Beth unlocked the door, flung it open and stepped onto the porch. Goose bumps immediately tightened on her bare arms. The wind whipped around the house as she stared at her perfectly shoveled and salted driveway and sidewalk.
“Who in the world is doing this?” Her voice echoed in the silent night air.
It was getting a little ridiculous. Not only was someone clearing her snow, but they were going to gre
at lengths not to get caught.
And it was getting annoying.
What kind of crazy person did this? Who wandered around in the freezing cold shoveling driveways?
She didn’t know, but she sure as hell was going to find out.
SIX
Don twisted the plastic rod on the aluminum mini-blinds covering the small window at the front of the trailer and peeked between the open slats. The snow was starting to taper off, but after a few hours of falling heavily, it had plenty of time to pile up, adding a fresh layer to the blackened, icy slush covering the unplowed road outside.
The timer on the stove began to beep from the tiny kitchen letting him know dinner was almost done. One nice thing, maybe the only nice thing, about being back in the place where he grew up was it took less than four steps for him to be in front of the cook top.
Being careful not to splash out any still boiling water, Don picked up the pot of pasta and turned to pour the contents into the strainer already set in the small stainless steel sink. Dumping the drained noodles back into the pot, he poured over a jar of spaghetti sauce and popped on the lid to let the combination heat through.

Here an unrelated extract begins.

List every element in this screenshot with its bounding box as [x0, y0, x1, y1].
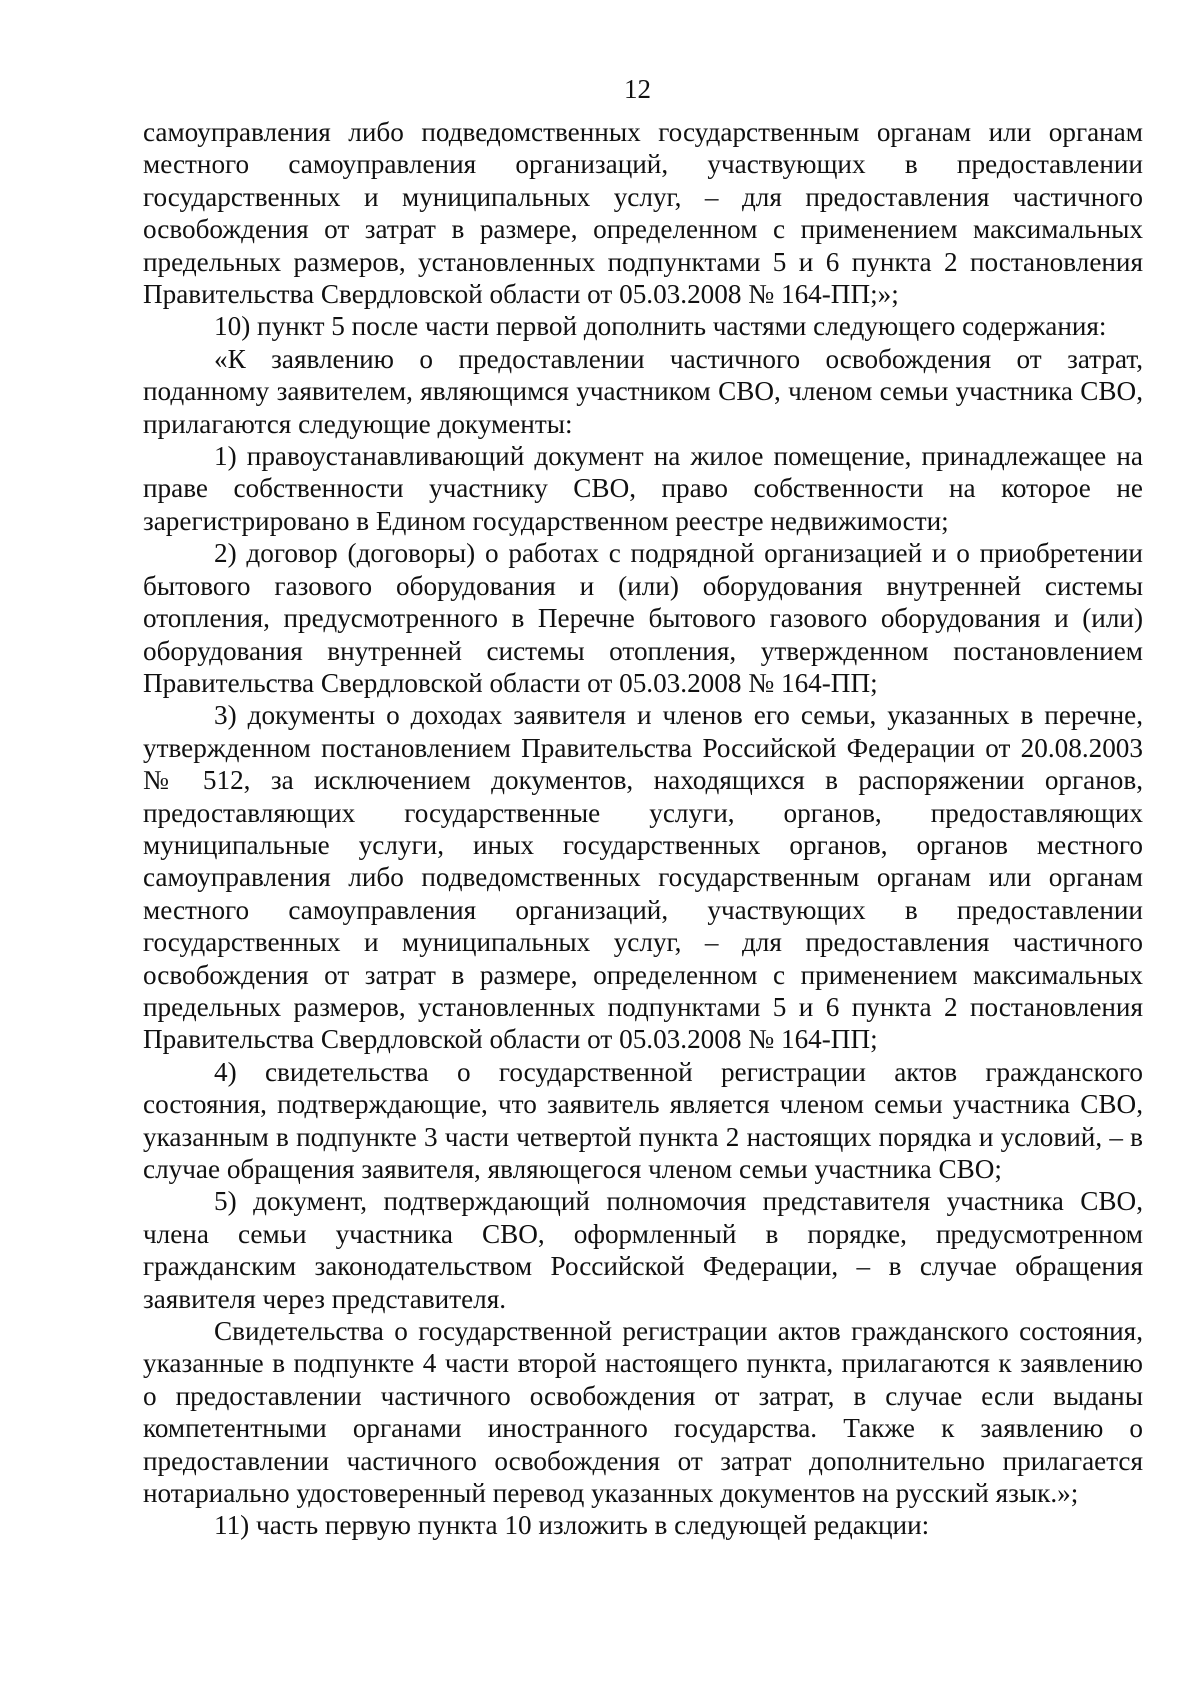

While he waited, Don collected his mother’s evening meds and put them in a small dish on the frosted plastic tray he used to carry her meals. After refilling her lidded, plastic cup and feeding in its accordion straw he added it to the tray.
Taking his time, Don cut her portion of spaghetti into small bits. Her swallowing reflex seemed to be deteriorating and he didn’t want to take any chances. Especially with the snow covered roads making it unlikely an ambulance could get to her in a decent time.
It was sad how similar his nightly routine was to the ones he dreamed of having by this point in his life. Bendy straws. Tiny cut noodles. Spoon feedings. Diapers.
It was a cruel twist he never saw coming.
As Don walked into his mother’s room, tray in hand, she turned to face him. He held his breath. She’d been silent all day, but that meant nothing. Her mind was so damaged she could change without warning. Like a switch flipped. One minute his mother would be as docile as a baby, the next she was fighting like her life depended on it. Those were the worst times. For both of them.